Hugh Grant has some serious beef with hot dogs.
The actor revealed that eating too many Nathan’s Famous hot dogs didn’t agree with him.
He spoke about the incident during a Wednesday appearance on “The Late Late Show With James Corden,” alongside his “Dungeons & Dragons” co-star Chris Pine.
“In Coney Island, New York, I was shooting a film with Sandra Bullock and at lunch time they all said, ‘Oh, well, you must have a Nathan’s hot dog. They’re famous in Coney Island,’ ” Grant said.
He continued, explaining that it was the “most delicious thing” he’d ever eaten in his “entire life.”
So, naturally, he ate four of them.
“But what no one explained to me is that there’s some ingredient that has an effect on a digestive system, famously with these hot dogs,” Grant claimed.
“So I was, to put it delicately, very late back to the makeup trailer.”
He said that his makeup artist for the movie was from Brooklyn, and she asked him if the hot dogs “blew his a– out.”
“I said, ‘Yes, it blew my a– out, yes,’ ” Grant admitted.
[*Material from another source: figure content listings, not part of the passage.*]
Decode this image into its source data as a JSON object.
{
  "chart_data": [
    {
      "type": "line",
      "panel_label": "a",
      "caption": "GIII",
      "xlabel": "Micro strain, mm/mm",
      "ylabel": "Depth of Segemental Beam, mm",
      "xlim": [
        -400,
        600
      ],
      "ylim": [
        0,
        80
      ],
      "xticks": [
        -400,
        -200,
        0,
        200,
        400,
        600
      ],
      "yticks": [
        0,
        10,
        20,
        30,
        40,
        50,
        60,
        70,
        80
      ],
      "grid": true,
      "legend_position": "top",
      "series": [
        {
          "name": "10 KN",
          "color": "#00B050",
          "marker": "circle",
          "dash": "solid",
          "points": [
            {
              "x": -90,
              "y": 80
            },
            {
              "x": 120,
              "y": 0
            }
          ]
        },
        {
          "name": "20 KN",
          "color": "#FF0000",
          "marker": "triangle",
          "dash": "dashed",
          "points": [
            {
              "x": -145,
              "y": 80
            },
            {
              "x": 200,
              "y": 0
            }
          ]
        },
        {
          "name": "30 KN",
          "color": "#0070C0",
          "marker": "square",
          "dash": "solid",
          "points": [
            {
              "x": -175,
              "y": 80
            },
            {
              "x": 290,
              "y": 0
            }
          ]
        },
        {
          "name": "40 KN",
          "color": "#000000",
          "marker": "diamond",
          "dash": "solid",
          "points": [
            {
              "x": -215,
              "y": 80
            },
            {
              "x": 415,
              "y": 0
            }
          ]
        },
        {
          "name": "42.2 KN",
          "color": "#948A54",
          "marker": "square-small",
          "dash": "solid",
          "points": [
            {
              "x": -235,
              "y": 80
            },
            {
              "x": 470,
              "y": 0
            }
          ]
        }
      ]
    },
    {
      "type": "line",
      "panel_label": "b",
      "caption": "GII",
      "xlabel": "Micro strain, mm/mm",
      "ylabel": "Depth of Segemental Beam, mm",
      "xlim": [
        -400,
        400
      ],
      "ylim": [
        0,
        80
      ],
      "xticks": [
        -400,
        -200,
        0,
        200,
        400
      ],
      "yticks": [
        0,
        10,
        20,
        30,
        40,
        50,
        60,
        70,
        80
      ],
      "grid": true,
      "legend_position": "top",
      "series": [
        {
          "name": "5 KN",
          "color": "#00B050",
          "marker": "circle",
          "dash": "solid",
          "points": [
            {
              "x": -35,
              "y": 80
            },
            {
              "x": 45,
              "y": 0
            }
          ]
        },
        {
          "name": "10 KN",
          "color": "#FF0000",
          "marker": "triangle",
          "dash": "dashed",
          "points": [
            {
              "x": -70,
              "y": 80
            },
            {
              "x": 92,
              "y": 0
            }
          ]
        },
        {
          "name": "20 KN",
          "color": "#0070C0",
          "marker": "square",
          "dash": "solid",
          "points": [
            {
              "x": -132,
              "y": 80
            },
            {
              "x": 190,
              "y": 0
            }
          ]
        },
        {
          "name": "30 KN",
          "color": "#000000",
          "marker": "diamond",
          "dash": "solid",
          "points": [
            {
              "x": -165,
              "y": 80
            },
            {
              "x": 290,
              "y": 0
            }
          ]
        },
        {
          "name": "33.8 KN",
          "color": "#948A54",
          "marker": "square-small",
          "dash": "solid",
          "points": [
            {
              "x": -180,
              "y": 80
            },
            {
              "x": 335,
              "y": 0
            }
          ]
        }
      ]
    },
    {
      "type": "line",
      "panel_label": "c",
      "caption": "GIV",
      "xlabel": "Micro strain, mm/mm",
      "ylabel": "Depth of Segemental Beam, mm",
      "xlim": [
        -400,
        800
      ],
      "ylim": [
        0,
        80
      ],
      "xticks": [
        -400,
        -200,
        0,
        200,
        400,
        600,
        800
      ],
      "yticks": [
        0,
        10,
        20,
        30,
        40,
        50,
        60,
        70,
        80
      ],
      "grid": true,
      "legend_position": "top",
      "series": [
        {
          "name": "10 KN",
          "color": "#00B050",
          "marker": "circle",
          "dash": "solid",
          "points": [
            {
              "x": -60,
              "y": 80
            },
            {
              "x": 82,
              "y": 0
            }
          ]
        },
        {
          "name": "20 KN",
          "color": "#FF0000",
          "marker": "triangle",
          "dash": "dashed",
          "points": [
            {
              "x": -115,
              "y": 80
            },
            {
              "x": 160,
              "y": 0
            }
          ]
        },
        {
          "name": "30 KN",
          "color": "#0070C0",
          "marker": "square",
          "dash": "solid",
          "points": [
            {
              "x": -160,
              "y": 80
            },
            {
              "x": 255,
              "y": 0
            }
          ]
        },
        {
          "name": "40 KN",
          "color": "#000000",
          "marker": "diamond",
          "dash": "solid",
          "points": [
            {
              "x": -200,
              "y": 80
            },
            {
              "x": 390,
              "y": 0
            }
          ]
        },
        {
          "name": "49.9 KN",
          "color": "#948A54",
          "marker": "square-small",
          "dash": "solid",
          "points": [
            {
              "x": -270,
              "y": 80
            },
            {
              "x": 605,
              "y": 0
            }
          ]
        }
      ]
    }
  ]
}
The actor didn’t specifically name the movie but he and Bullock starred in the 2002 romantic comedy “Two Weeks Notice.”
Unfortunately, this isn’t the only time that Grant had a serious incident with a hot dog.
In January, he admitted to another news outlet that he was followed around by someone dressed as a hot dog while attending San Diego Comic-Con last summer.
The “Love Actually” star revealed that he spoke on a panel at the event with Pine.
“There was only one person at that convention who really loved me, and he was dressed for the whole three days as a hot dog,” Grant recalled. “And he followed me wherever I went. I couldn’t shake him. Do you remember the hot dog? I was terrified. I still have nightmares about him.”
Grant made headlines recently after walking the red carpet at the Academy Awards, where he was interviewed by model Ashley Graham. Some fans called him out for being “rude” to the star, as he gave her one-word answers.
At one point, Graham had asked him what he was wearing.
His response?
“My suit.”
Drew Barrymore later defended him on an episode of her talk show, calling him a “good human being.”